Audio element losing custom properties

A content script I’ve sets custom properties on an Audio element. The property is later used in a key event handler. However, I notice that the element loses the said property when injected no a BBC website that has video content. Here’s a distilled down version of the content script:

function keyHandler(ev) {
  var str = new Array();
  if (ev.altKey)
    str.push("alt");
  str.push(ev.key);

  switch (str.join("+").toLowerCase()) {
    case "alt+x":
      if (audio.name)
        console.log("audio has name property");
      else
        console.log("audio is missing name property  that was set earlier");
      break;
  }
}

var audio = new Audio();

audio.name = "foobar";

// Register keyboard handler
document.addEventListener("keydown", keyHandler);

Press alt+x to trigger the handler. On most web pages, I get the message “audio has name property” on the console. On this BBC page, for example, I get “audio is missing name property that was set earlier”: http://www.bbc.co.uk/news/uk-england-leeds-42225040.
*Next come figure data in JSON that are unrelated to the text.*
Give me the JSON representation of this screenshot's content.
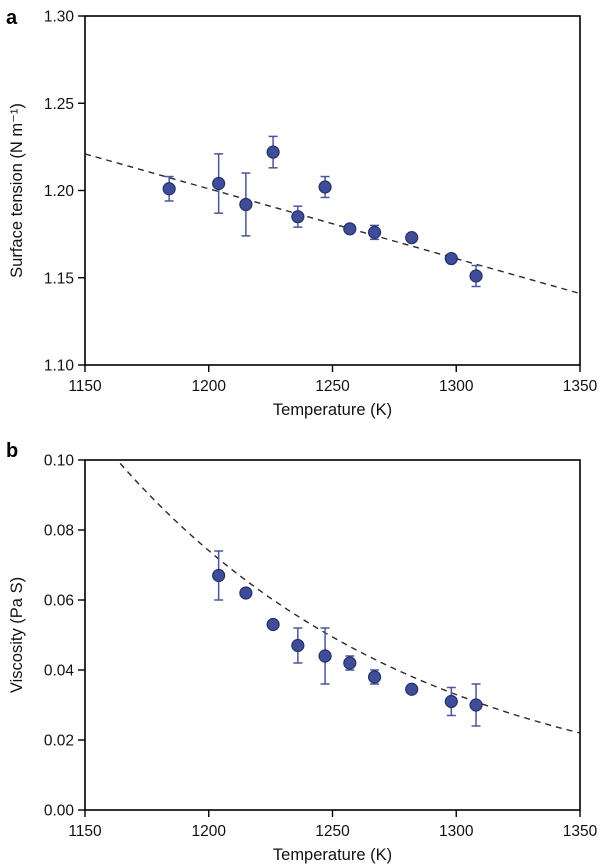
{
  "figure": {
    "background": "#ffffff",
    "marker_fill": "#3d4d99",
    "marker_edge": "#27306a",
    "errorbar_color": "#4a569e",
    "fit_line_color": "#2a2a2a"
  },
  "chart_data": [
    {
      "id": "a",
      "panel_label": "a",
      "type": "scatter",
      "title": "",
      "xlabel": "Temperature (K)",
      "ylabel": "Surface tension (N m⁻¹)",
      "xlim": [
        1150,
        1350
      ],
      "ylim": [
        1.1,
        1.3
      ],
      "grid": false,
      "legend": null,
      "xticks": [
        {
          "value": 1150,
          "label": "1150"
        },
        {
          "value": 1200,
          "label": "1200"
        },
        {
          "value": 1250,
          "label": "1250"
        },
        {
          "value": 1300,
          "label": "1300"
        },
        {
          "value": 1350,
          "label": "1350"
        }
      ],
      "yticks": [
        {
          "value": 1.1,
          "label": "1.10"
        },
        {
          "value": 1.15,
          "label": "1.15"
        },
        {
          "value": 1.2,
          "label": "1.20"
        },
        {
          "value": 1.25,
          "label": "1.25"
        },
        {
          "value": 1.3,
          "label": "1.30"
        }
      ],
      "points": [
        {
          "x": 1184,
          "y": 1.201,
          "err": 0.007
        },
        {
          "x": 1204,
          "y": 1.204,
          "err": 0.017
        },
        {
          "x": 1215,
          "y": 1.192,
          "err": 0.018
        },
        {
          "x": 1226,
          "y": 1.222,
          "err": 0.009
        },
        {
          "x": 1236,
          "y": 1.185,
          "err": 0.006
        },
        {
          "x": 1247,
          "y": 1.202,
          "err": 0.006
        },
        {
          "x": 1257,
          "y": 1.178,
          "err": 0
        },
        {
          "x": 1267,
          "y": 1.176,
          "err": 0.004
        },
        {
          "x": 1282,
          "y": 1.173,
          "err": 0
        },
        {
          "x": 1298,
          "y": 1.161,
          "err": 0
        },
        {
          "x": 1308,
          "y": 1.151,
          "err": 0.006
        }
      ],
      "fit": {
        "type": "linear",
        "points": [
          [
            1150,
            1.221
          ],
          [
            1350,
            1.141
          ]
        ]
      }
    },
    {
      "id": "b",
      "panel_label": "b",
      "type": "scatter",
      "title": "",
      "xlabel": "Temperature (K)",
      "ylabel": "Viscosity (Pa S)",
      "xlim": [
        1150,
        1350
      ],
      "ylim": [
        0.0,
        0.1
      ],
      "grid": false,
      "legend": null,
      "xticks": [
        {
          "value": 1150,
          "label": "1150"
        },
        {
          "value": 1200,
          "label": "1200"
        },
        {
          "value": 1250,
          "label": "1250"
        },
        {
          "value": 1300,
          "label": "1300"
        },
        {
          "value": 1350,
          "label": "1350"
        }
      ],
      "yticks": [
        {
          "value": 0.0,
          "label": "0.00"
        },
        {
          "value": 0.02,
          "label": "0.02"
        },
        {
          "value": 0.04,
          "label": "0.04"
        },
        {
          "value": 0.06,
          "label": "0.06"
        },
        {
          "value": 0.08,
          "label": "0.08"
        },
        {
          "value": 0.1,
          "label": "0.10"
        }
      ],
      "points": [
        {
          "x": 1204,
          "y": 0.067,
          "err": 0.007
        },
        {
          "x": 1215,
          "y": 0.062,
          "err": 0
        },
        {
          "x": 1226,
          "y": 0.053,
          "err": 0
        },
        {
          "x": 1236,
          "y": 0.047,
          "err": 0.005
        },
        {
          "x": 1247,
          "y": 0.044,
          "err": 0.008
        },
        {
          "x": 1257,
          "y": 0.042,
          "err": 0.002
        },
        {
          "x": 1267,
          "y": 0.038,
          "err": 0.002
        },
        {
          "x": 1282,
          "y": 0.0345,
          "err": 0
        },
        {
          "x": 1298,
          "y": 0.031,
          "err": 0.004
        },
        {
          "x": 1308,
          "y": 0.03,
          "err": 0.006
        }
      ],
      "fit": {
        "type": "exp",
        "y0": 0.1,
        "x0": 1163,
        "k": 0.0081,
        "x_start": 1150,
        "x_end": 1350
      }
    }
  ]
}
Can someone point me what’s gonig on please? Thanks.

Are you sure you add the .name property to exactly that element? You could add all processed audio elements in a WeakSet and check the presence in that set to check that.

Does this work with property manes that defensively won’t be interpreted as attributes?

The snippet I shared is where the behaviour can be observed - nothing more needed. As to your question, yes, there’s only one object of that name, and there are no default attributes called ‘name’. I mean, it works on almost everwhere else!

Would someone like to try the snippet?

I’ve played around with it a little. I think this is a side-effect of X-Ray wrappers (the system that leads to https://developer.mozilla.org/en-US/Add-ons/WebExtensions/Content_scripts#Sharing_objects_with_page_scripts and so on). If you instead set and read it on the wrappedJSObject property it works as expected. I think the base object is somehow protected from tampering by X-Rays.

I haven’t found a website where it works as you are expecting in Firefox.

Not sure if that’s exactly what’s going on, but it seems very much X-Ray related.

Actually, this is https://bugzilla.mozilla.org/show_bug.cgi?id=1408996

X-Ray is the reason why I asked about attribute accessors. If you were to set or get the .name property on an input element, you’d set/get its name attribute, which is shared state with the website context and can thus be changed by the page scripts. This should not be the case for <audio> elements, as they don’t have name as an attribute, but to be safe, you should still use a different name or place your data in a WeakMap.

Using wrappedJSObject is generally risky, because the page can change the properties of that (and the prototypes and properties of properties of the properties …) in unexpected ways.

You could still try to use WeakMaps. using the input.wrappedJSObject as a WeakMap key should be safe.

Ah, thanks. That bug report does seem to describe my issue. I’ll subscribe to it.

In any case, my argugent – and the same that was made in the bug report – was that content scripts are to be executed in a sandbox, so at least it should see what it had set before, regardless of what had gone on in the rest of the world.